Goddess of memory? All I know is that when I think of Ruth (and Artie) this image arises… of two inseparable, wonderfully warm, loving, heartful and generous people, but also, for me, “bridge people,” two individuals who helped mark my movement as a writer from late 1960s East Coast (Connecticut…) to late 1980s West Coast USA (San Francisco, Berkeley, San Rafael, Oakland, Santa Cruz...).

Ruth saved some letters we exchanged and when I read at the Berkeley "Y" in the 1980s on a program with another East Coast friend and ally, Jack Foley (who I’d met and known at Cornell), Ruth turned up with a copy of a letter I’d written about her poetry.
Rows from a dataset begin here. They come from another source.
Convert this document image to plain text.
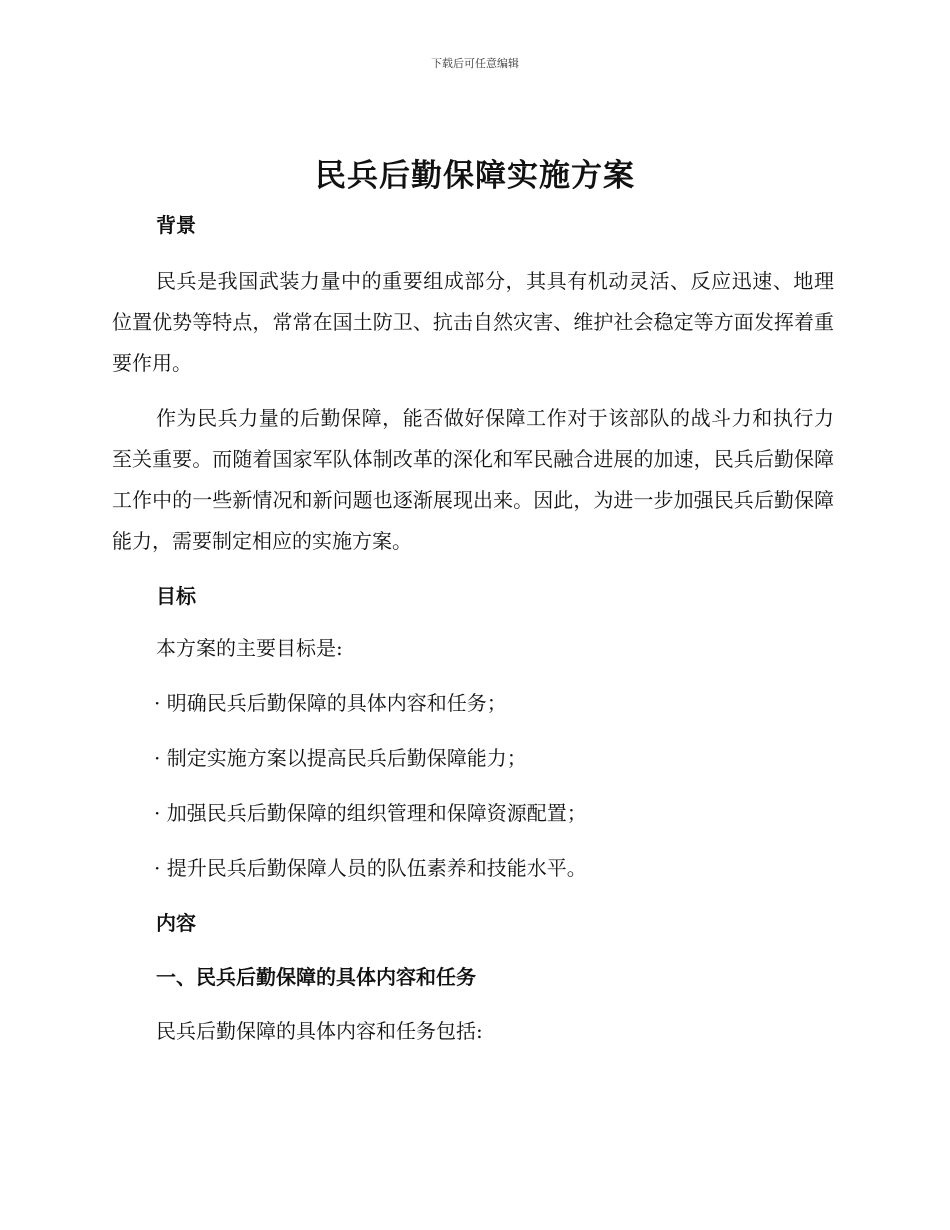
下载后可任意编辑
民兵后勤保障实施方案

背景

民兵是我国武装力量中的重要组成部分，其具有机动灵活、反应迅速、地理位置优势等特点，常常在国土防卫、抗击自然灾害、维护社会稳定等方面发挥着重要作用。

作为民兵力量的后勤保障，能否做好保障工作对于该部队的战斗力和执行力至关重要。而随着国家军队体制改革的深化和军民融合进展的加速，民兵后勤保障工作中的一些新情况和新问题也逐渐展现出来。因此，为进一步加强民兵后勤保障能力，需要制定相应的实施方案。

目标

本方案的主要目标是:

· 明确民兵后勤保障的具体内容和任务；

· 制定实施方案以提高民兵后勤保障能力；

· 加强民兵后勤保障的组织管理和保障资源配置；

· 提升民兵后勤保障人员的队伍素养和技能水平。

内容

一、民兵后勤保障的具体内容和任务

民兵后勤保障的具体内容和任务包括:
That night in the company of Ruth and Artie Daigon, Jack and Adelle Foley, I felt in a sense I’d come home.

Especially when, after our reading at the Berkeley “Y”, Ruth and Artie told me more about the UConn reading, of which I remembered little.
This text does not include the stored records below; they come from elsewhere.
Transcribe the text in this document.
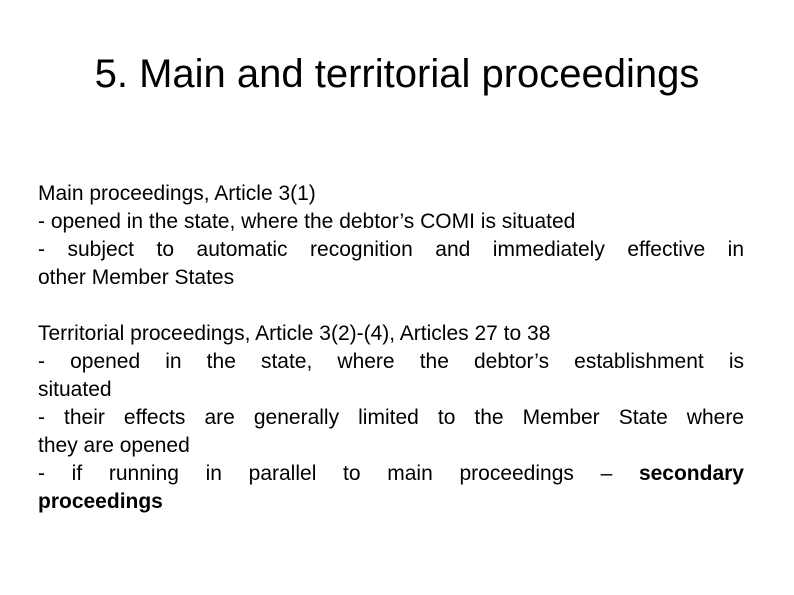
5. Main and territorial proceedings
Main proceedings, Article 3(1)
- opened in the state, where the debtor’s COMI is situated
- subject to automatic recognition and immediately effective in
other Member States
Territorial proceedings, Article 3(2)-(4), Articles 27 to 38
- opened in the state, where the debtor’s establishment is
situated
- their effects are generally limited to the Member State where
they are opened
- if running in parallel to main proceedings – secondary
proceedings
In Ruth’s account, I grabbed Artie’s arm and exclaimed, “You were there? Tell me all about it.’

In her “Poet in Bandages” essay, Ruth wrote, “It was like Robert had lost and was reclaiming a part of his life…” which is true. She understood exactly what was happening. I was, indeed, with Ruth and Artie’s help, reclaiming a lost part of my life. So later, recognizing Ruth –in addition to everything else—as “Goddess of Memory,” it seemed only appropriate to show her a poem of mine titled MR. AMNESIA, which opens,

“Even an amnesiac remembers some things better than others /

…I don’t know about you, but I hardly unpack /

and get ready for this lifetime and it’s time /

to move on to the next…”

which Ruth published in her magazine, POETS: ON. And we’ve been in touch ever since. And it was Ruth and Artie Daigon who introduced Gloria and me to David Alpaugh and Mary Jane… good friends, good friends!
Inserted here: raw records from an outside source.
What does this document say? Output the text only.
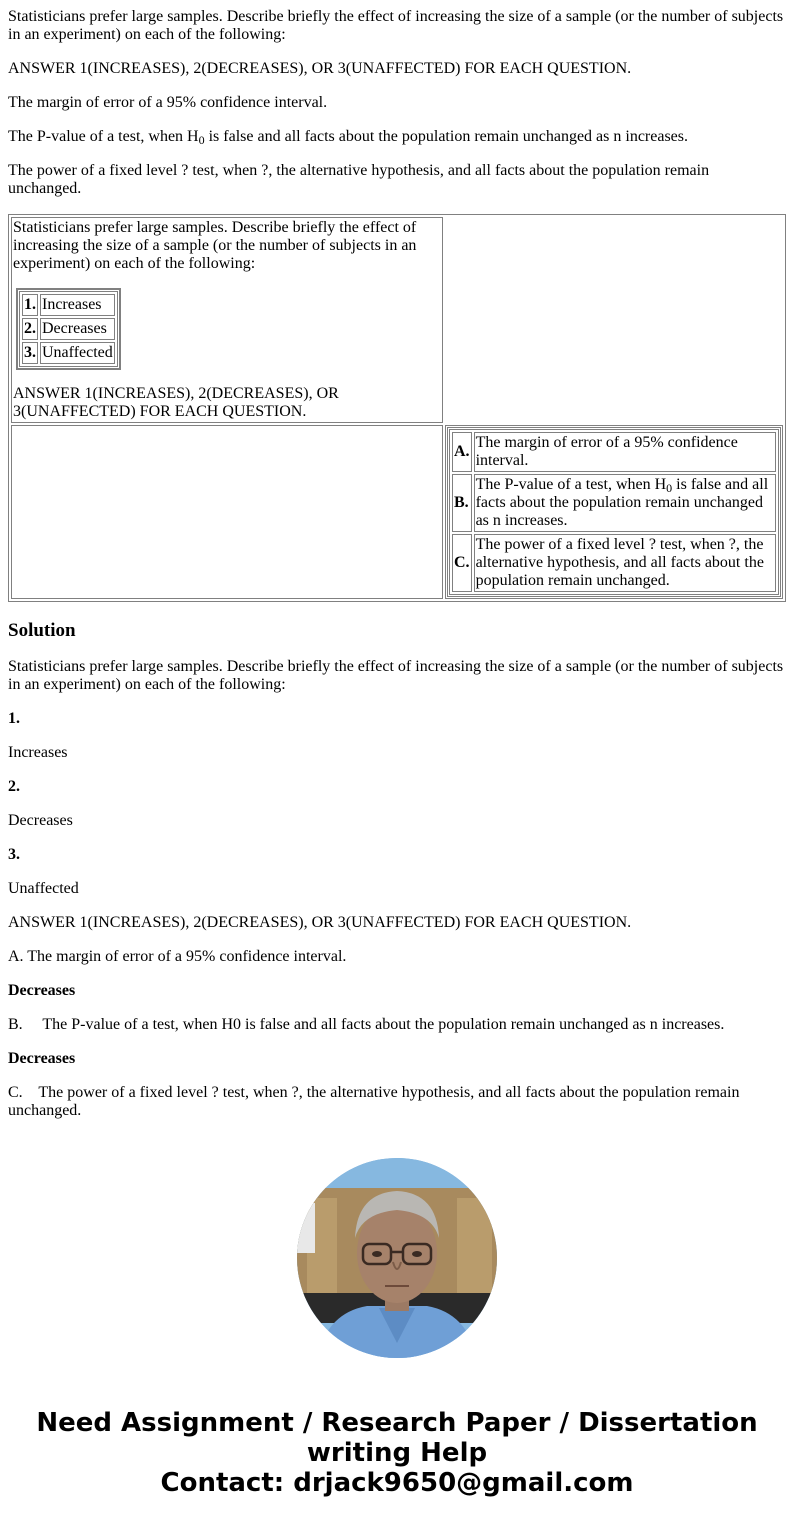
Statisticians prefer large samples. Describe briefly the effect of increasing the size of a sample (or the number of subjects in an experiment) on each of the following:

ANSWER 1(INCREASES), 2(DECREASES), OR 3(UNAFFECTED) FOR EACH QUESTION.

The margin of error of a 95% confidence interval.

The P-value of a test, when $H_0$ is false and all facts about the population remain unchanged as n increases.

The power of a fixed level ? test, when ?, the alternative hypothesis, and all facts about the population remain unchanged.

Statisticians prefer large samples. Describe briefly the effect of increasing the size of a sample (or the number of subjects in an experiment) on each of the following:
1.	Increases
2.	Decreases
3.	Unaffected
ANSWER 1(INCREASES), 2(DECREASES), OR 3(UNAFFECTED) FOR EACH QUESTION.

A.	The margin of error of a 95% confidence interval.
B.	The P-value of a test, when $H_0$ is false and all facts about the population remain unchanged as n increases.
C.	The power of a fixed level ? test, when ?, the alternative hypothesis, and all facts about the population remain unchanged.
Solution

Statisticians prefer large samples. Describe briefly the effect of increasing the size of a sample (or the number of subjects in an experiment) on each of the following:

1.

Increases

2.

Decreases

3.

Unaffected

ANSWER 1(INCREASES), 2(DECREASES), OR 3(UNAFFECTED) FOR EACH QUESTION.

A. The margin of error of a 95% confidence interval.

Decreases

B.     The P-value of a test, when H0 is false and all facts about the population remain unchanged as n increases.

Decreases

C.    The power of a fixed level ? test, when ?, the alternative hypothesis, and all facts about the population remain unchanged.

Need Assignment / Research Paper / Dissertation writing Help
Contact: drjack9650@gmail.com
Speaking of movement, adventure and memory, I’d like to share Ruth Daigon’s poem FREEWAY which, as Artie agrees, is something of a prayer (Ruth herself used to read it as if it were a prayer), and prayers are nothing if not lyrical, emotional, inspired, musical…



Freeway

Be my friend

Slow down the traffic

Re-route the semis and their blind spots

Call a halt to the crawlers the weavers

The shooters the spreaders



Grant me a free space in the slow lane where

Traffic flows serenely

Like the life I left behind

Entering another an immigrant

Crossing borders with nothing to declare



I come from a wandering race

And life with its ten plagues

Is too familiar

Almost a friend

But the freeway invents new disasters

Sure as a needle in a vein

A waltz between two pits

And another pogrom waiting in the wings



Freeway

Deliver me from interlocking lanes

Tangled traffic

Hypnotic miles

Calm in control

Holding hard to the studded lifeline

With my motor humming

Like a second heart.

_

BIO

Ruth Daigon made the transition from concert soprano to full time poet, editor, performance artist. She began the publication Poets On: a theme-oriented poetry journal, and was its editor for its twenty year life. She has frequently appeared in Internet publications, hard copy magazines and anthologies. Her most recent book Between One Future And The Next, Papier Mache Press, was published in 1995. Ruth's latest book " The Moon Inside" (Gravity/Newton's Baby) made its appearance in 1999. [Ruth Daigon in her own voice reads Payday at the Triangle, CD available, I believe, from our friend Jack Foley. It's an amazing poem, one that will likely secure her reputation as one of this country's truly gifted poets. You want the real thing? THIS is the real thing.